Grundsätzlich wurde Geld von den Zulagen in die Grundgehälter verlagert: Da bisher ein großer Verdienst der Ärzte aus Zulagen für Nachtdienste und Überstunden stammte, die nun dank 48-Stunden-Woche nicht mehr in diesem Ausmaß möglich sind, verhindert diese Maßnahme einen Gehaltsverlust der Ärzte. Die Grundgehälter werden daher angehoben, die Gehaltskurve deutlich abgeflacht. Beispielsweise verdienen Turnusärzte seit 1. Juli 2015 3.400 Euro bis 4.000 Euro brutto monatlich, was einer Steigerung von 25 bis 29 Prozent entspricht. Fachärzte verdienen künftig zwischen rund 5.200 Euro und 7.900 Euro - diese Anpassung wird in zwei Schritten durchgeführt: Die erste Etappe im Ausmaß von 70 Prozent wird mit 1. Juli 2015 durchgeführt, die zweite dann am 1. Jänner 2017. Das neue Gehaltsschema wurde bereits im März im Landtag beschlossen.

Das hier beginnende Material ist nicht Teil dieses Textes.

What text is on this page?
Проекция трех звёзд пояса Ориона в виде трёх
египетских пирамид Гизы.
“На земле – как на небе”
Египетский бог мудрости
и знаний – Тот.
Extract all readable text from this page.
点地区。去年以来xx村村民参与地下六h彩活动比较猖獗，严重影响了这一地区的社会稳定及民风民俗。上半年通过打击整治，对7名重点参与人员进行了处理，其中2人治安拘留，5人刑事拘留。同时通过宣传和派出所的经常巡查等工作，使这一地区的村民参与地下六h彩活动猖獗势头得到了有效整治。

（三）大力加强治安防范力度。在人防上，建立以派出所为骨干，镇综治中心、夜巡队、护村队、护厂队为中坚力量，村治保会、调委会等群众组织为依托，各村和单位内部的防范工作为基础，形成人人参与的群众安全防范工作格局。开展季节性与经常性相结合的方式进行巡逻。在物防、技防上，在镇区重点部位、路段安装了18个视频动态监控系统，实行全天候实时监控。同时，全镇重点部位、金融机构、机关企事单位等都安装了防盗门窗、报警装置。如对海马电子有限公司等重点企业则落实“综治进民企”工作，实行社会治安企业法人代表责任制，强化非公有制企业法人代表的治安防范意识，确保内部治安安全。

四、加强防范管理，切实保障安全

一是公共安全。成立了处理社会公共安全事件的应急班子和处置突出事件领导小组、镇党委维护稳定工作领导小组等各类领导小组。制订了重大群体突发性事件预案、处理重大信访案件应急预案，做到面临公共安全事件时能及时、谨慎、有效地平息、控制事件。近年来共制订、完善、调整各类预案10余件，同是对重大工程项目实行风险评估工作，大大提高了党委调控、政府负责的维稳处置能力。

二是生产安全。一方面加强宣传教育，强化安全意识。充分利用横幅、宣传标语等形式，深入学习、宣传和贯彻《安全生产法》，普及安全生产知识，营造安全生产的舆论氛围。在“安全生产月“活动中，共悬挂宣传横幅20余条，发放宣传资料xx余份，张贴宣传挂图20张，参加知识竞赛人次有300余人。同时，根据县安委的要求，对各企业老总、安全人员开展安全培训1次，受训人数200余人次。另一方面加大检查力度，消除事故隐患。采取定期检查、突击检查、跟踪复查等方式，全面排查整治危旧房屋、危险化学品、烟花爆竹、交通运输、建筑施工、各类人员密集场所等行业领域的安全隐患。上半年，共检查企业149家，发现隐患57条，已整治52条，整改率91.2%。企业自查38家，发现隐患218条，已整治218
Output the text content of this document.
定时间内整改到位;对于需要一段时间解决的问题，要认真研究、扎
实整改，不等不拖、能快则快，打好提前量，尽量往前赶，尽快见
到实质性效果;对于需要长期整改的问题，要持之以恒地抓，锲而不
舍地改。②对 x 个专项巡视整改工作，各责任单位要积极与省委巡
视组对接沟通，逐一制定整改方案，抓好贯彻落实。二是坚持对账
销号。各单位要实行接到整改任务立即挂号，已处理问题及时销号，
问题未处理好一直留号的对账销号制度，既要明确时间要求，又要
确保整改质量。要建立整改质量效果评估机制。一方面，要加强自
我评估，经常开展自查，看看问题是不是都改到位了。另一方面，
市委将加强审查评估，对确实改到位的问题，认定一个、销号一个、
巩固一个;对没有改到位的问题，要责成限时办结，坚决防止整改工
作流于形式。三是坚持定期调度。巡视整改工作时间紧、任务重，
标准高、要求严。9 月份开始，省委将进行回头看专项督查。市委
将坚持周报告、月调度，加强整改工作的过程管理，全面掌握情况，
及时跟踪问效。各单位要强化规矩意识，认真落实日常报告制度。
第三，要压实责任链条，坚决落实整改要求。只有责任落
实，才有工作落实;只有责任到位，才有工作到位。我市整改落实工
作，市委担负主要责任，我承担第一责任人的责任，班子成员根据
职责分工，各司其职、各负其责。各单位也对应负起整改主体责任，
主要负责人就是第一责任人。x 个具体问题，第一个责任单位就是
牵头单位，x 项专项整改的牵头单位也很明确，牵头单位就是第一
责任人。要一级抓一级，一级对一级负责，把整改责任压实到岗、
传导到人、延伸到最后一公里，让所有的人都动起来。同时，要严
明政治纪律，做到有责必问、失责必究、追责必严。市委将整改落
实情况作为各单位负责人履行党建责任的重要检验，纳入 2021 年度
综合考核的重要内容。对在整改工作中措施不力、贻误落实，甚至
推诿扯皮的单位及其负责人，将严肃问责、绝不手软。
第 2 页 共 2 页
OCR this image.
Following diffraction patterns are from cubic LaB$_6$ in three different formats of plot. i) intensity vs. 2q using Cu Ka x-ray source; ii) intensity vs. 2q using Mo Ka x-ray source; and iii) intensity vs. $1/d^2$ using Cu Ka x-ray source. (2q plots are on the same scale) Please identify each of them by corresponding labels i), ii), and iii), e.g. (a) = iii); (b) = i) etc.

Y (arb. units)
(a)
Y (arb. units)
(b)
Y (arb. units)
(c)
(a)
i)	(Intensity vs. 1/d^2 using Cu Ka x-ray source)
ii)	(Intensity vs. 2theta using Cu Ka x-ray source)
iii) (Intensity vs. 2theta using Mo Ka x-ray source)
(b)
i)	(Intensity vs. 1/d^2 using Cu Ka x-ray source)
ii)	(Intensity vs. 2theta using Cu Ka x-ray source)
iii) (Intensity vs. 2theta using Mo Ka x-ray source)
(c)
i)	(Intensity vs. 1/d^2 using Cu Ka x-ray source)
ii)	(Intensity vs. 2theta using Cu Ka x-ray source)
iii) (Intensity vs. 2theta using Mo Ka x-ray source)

Das neue Gehaltsschema für Primarärzte und Ärztliche Direktoren wird bis Ende 2015 erarbeitet, fix ist jetzt allerdings schon eine mit 1. Juli 2015 rückwirkende Zahlung von 1.200 Euro, 14 mal jährlich.

- ZULAGEN:

Nachtdienste werden ab Anfang 2016 mit 135 Euro und ab 1. Juli 2016 mit 160 Euro statt derzeit mit 75 Euro abgegolten. Dafür entfallen für die KAV-Ärzte 2016 und 2017 die Indexanpasssungen für Gemeindebedienstete - wobei im Falle eines Abschlusses von über 2,5 Prozent immerhin die Differenz ausbezahlt wird. An Sonn- und Feiertagen gibt es - neben den schon bestehenden Zulagen - noch einmal 7,25 Euro zusätzlich pro erbrachter Arbeitsstunde in der Normalarbeitszeit. Extra-Geld gibt es künftig außerdem für Fachärzte der Psychiatrie, sie erhalten ab kommendem Jahr 500 Euro pro Monat 14 Mal im Jahr, sowie für Mediziner an einer zentralen Notaufnahme.

- PERSONAL:

Im Zuge der Strukturmaßnahmen war ursprünglich auch die Reduktion von 382 Ärztestellen bis 2018 überlegt worden. Nun wird man nach dem Prinzip "Umschichtung vor Reduktion" vorgehen. Ist also ein Mediziner nach Einführung des neuen Dienstzeitenmodells zu viel, soll er in einem anderen Bereich unterkommen.

- EXTRAS:

Turnusärzte erhalten künftig fünf Tage Prüfungsurlaub, Fachärzte 6,5 Tage für Fortbildung.

- OPT OUT:

In der Übergangsphase mussten manche Ärzte dennoch mehr als 48 Stunden in der Woche arbeiten. Sie konnten sich freiwillig für ein sogenanntes Opt-out entscheiden, das ihnen ermöglichte, die vorgeschriebene Höchststundenanzahl zu überschreiten. Für all jene, die zwischen 1. Jänner und 1. Juli mehr als 48 Stunden pro Woche gearbeitet haben, gibt es pro Mehrstunde 33 Euro.

- KOSTEN:

Das Paket lässt sich die Stadt einiges kosten. 47 Millionen Euro kommen aus den Dienstumschichtungen, 19,9 Millionen Euro schießt die Stadt extra zu, um die Reformen zu finanzieren - ohne den zuletzt gefundenen Kompromiss. Dieser macht die Sache für die Stadt noch ein bisschen teurer. Kolportiert wird dafür ein niedriger einstelliger Millionenbetrag.